Last night, my oldest sister bought a movie called Wolf Children. This movie was made in Japan, directed by Mamoru Hosoda and was released on DVD and Blu-Ray this last November. It won the Japan Academy Prize for Animation for the year of 2013, the 2012 Mainichi Film Award for Best Animation Film, and the 2013 Animation of the Year award at the TAF in Tokyo. It also won two awards in Norway at the Oslo Films from the South Festival and an Audience Award at the NY International Children’s Film Festival last year.

Needless to say, I was absolutely spellbound by this film. I expected there to be a certain tang of realism in the film, as many Japanese films that I have seen are very grounded and focused on making a moral point about life. Japanese movies by no means romanticize life as many American movies like to do, and this film is absolutely a show of that trend. The film follows a mother, Hana, who must raise her two children on her own. Of course, this isn’t to say there isn’t some magic in it—the children are half werewolf on their father’s side—but the challenges that Hana faces are very real, only hyperbolized by her children simultaneously being wolves who howl, chew on furniture and occasionally accidentally show their ears in public. Her children keep her up all the time, get sick, and she has to treat each of them differently, as they have completely different personalities. The movie is “bittersweet” according to my sisters, although I don’t see how it’s so much bittersweet as it is realistic. I prefer the “bitterness” that runs throughout this movie, as it matches life more than American movies dare to.

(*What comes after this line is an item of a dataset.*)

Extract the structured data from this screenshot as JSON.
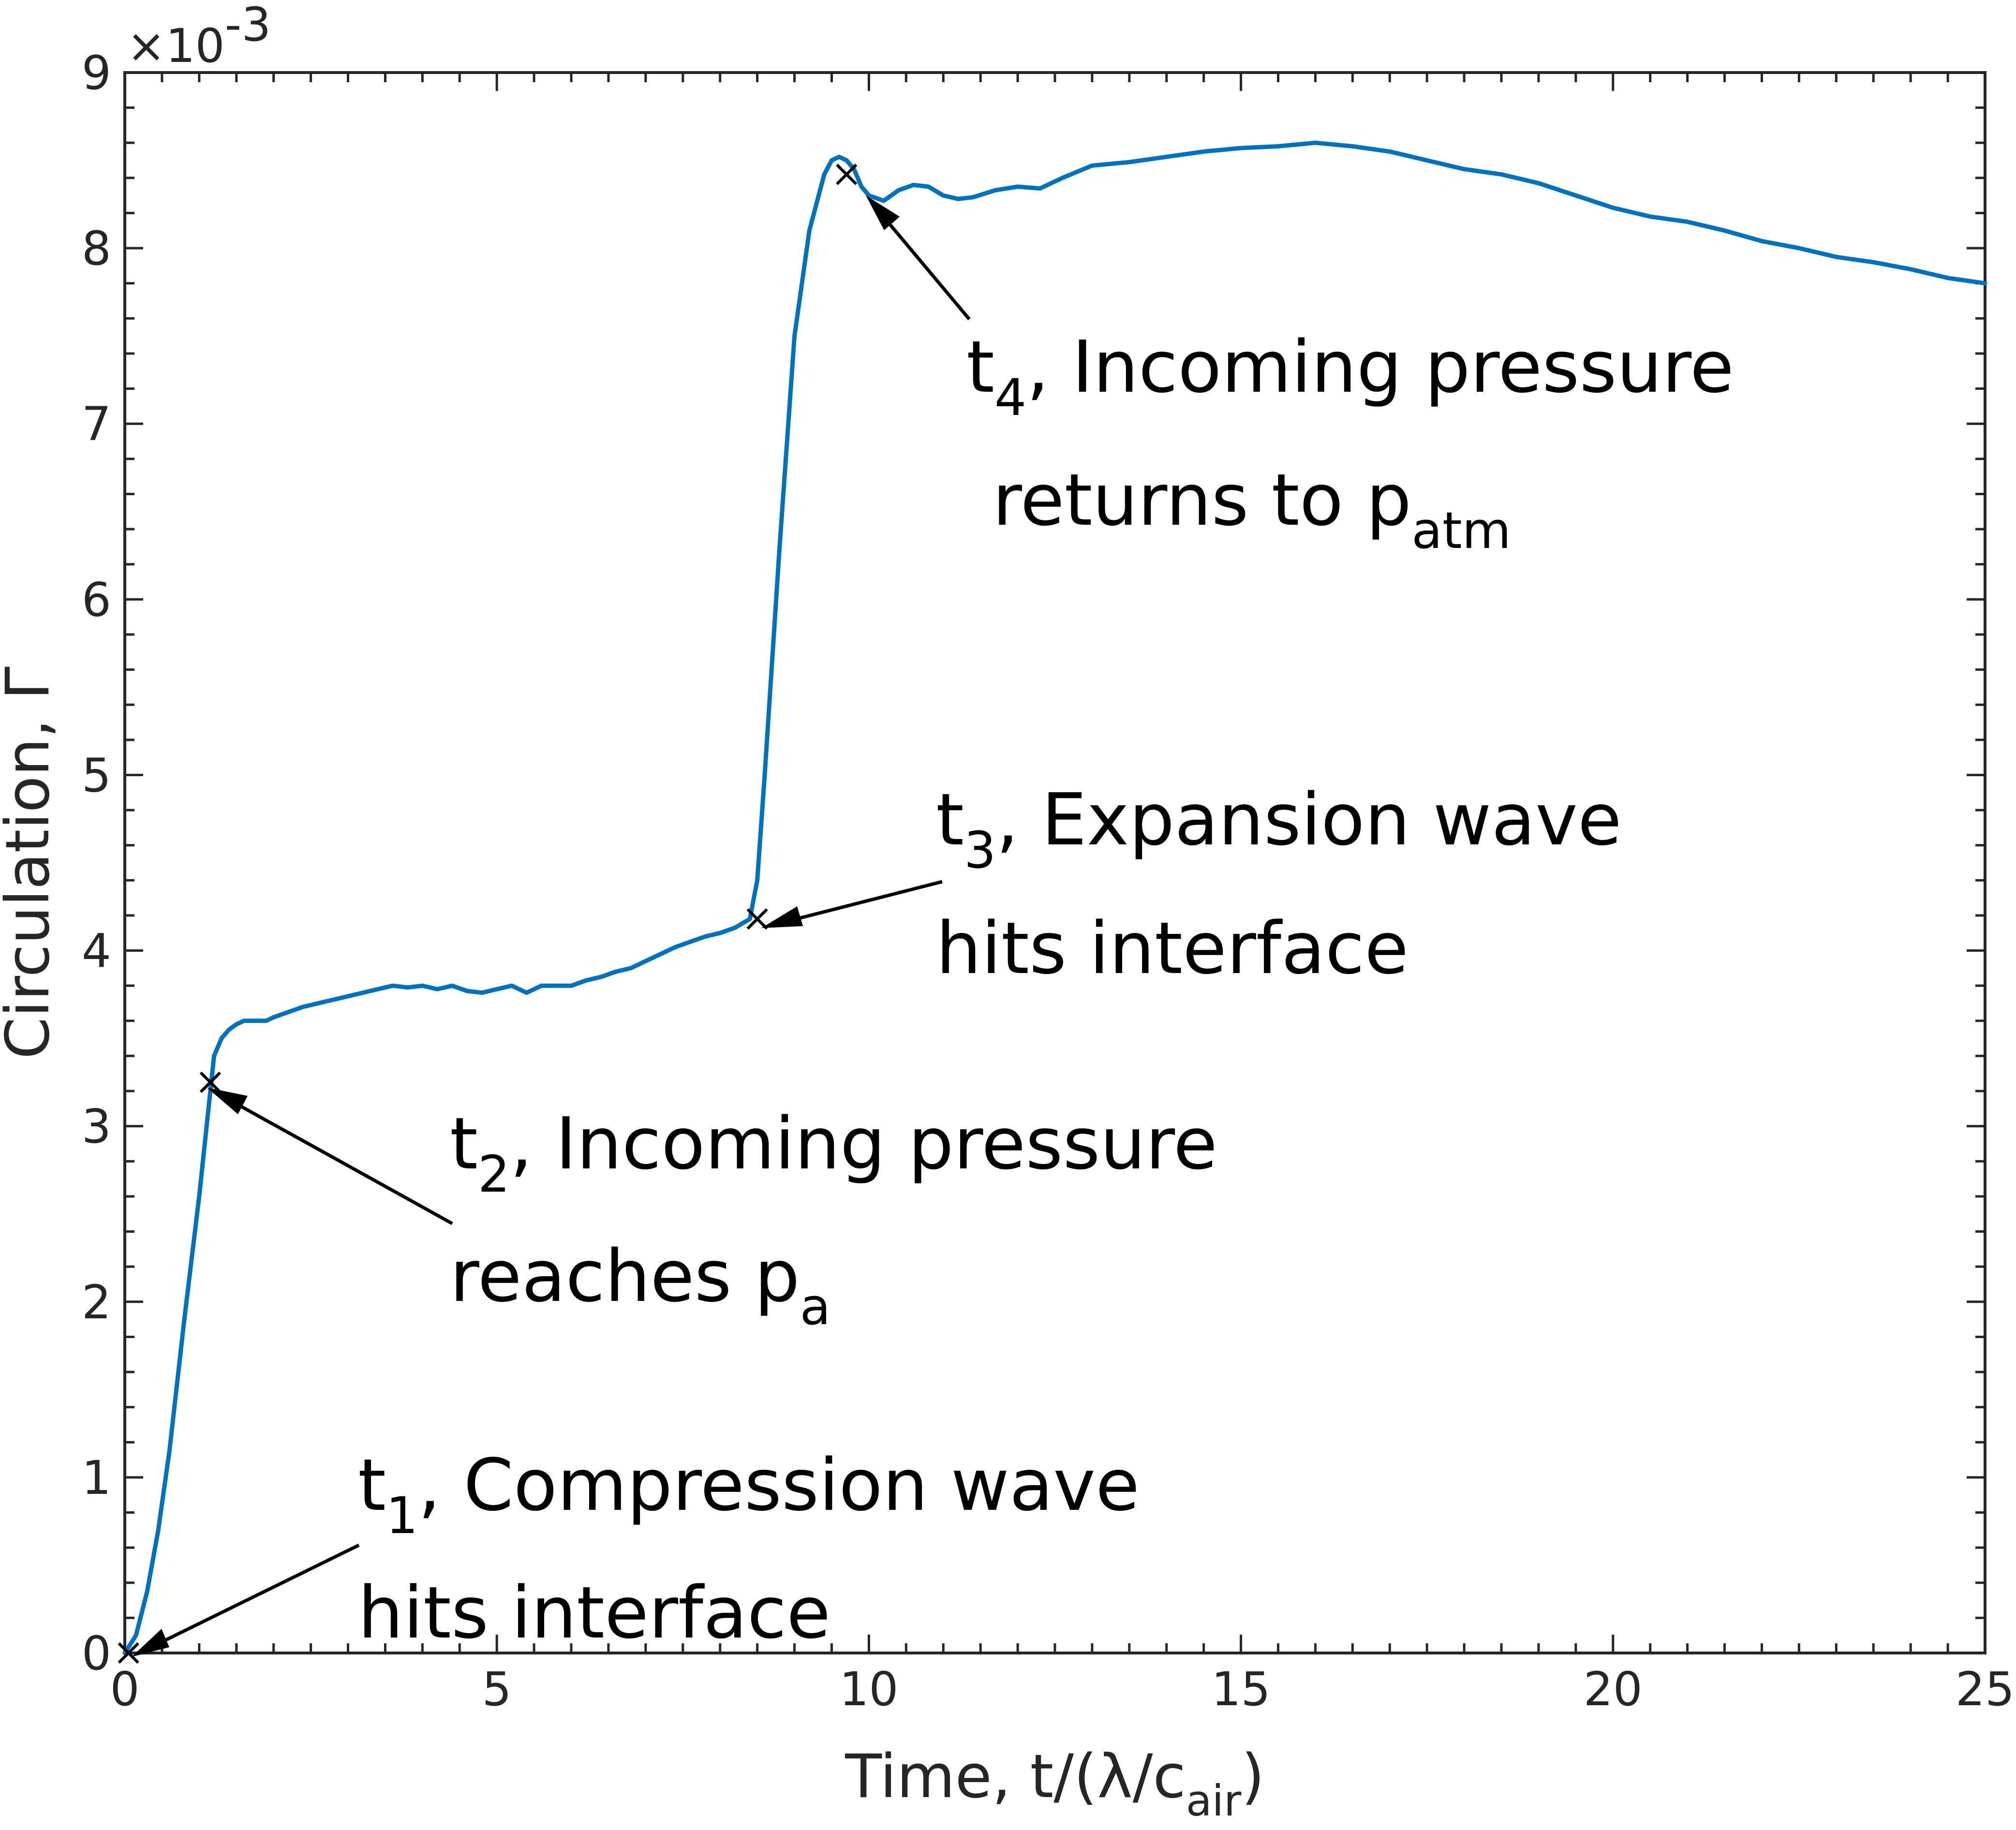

I suppose what I’m leading up to is the caution that is instilled in American cinema and, though perhaps a stretch, American culture as a whole. Through the fear of stepping on any toes, cinema in America doesn’t even approach the line of morality in question, which is where many of life’s most important questions lie. Frozen may have stepped close to it in terms of women’s roles in society, but there are rarely movies which deal with down-to-earth, gritty factors of life while holding the audience’s hand when it comes to hope. I believe these factors are extremely important when approaching life itself: not everything is awful and dreary, but it’s not sugar coated either. Many Japanese movies I have seen, Princess Mononoke and Grave of the Fireflies coming to the front of my mind, deal with very important issues in society and others, such as From Up on Poppy Hill and this one, Wolf Children, addresses very different, but equally important, themes of humanity itself. Japanese cinema doesn’t seem to be afraid to touch those gentler parts of humankind, those quiet truths that aren’t horror, that aren’t chick-flicks, but hold truthful ups and downs of life. It’s drama, romance, action, tragedy, horror and comedy that make up life; Wolf Children, and many others, aren’t afraid to include a piece of each.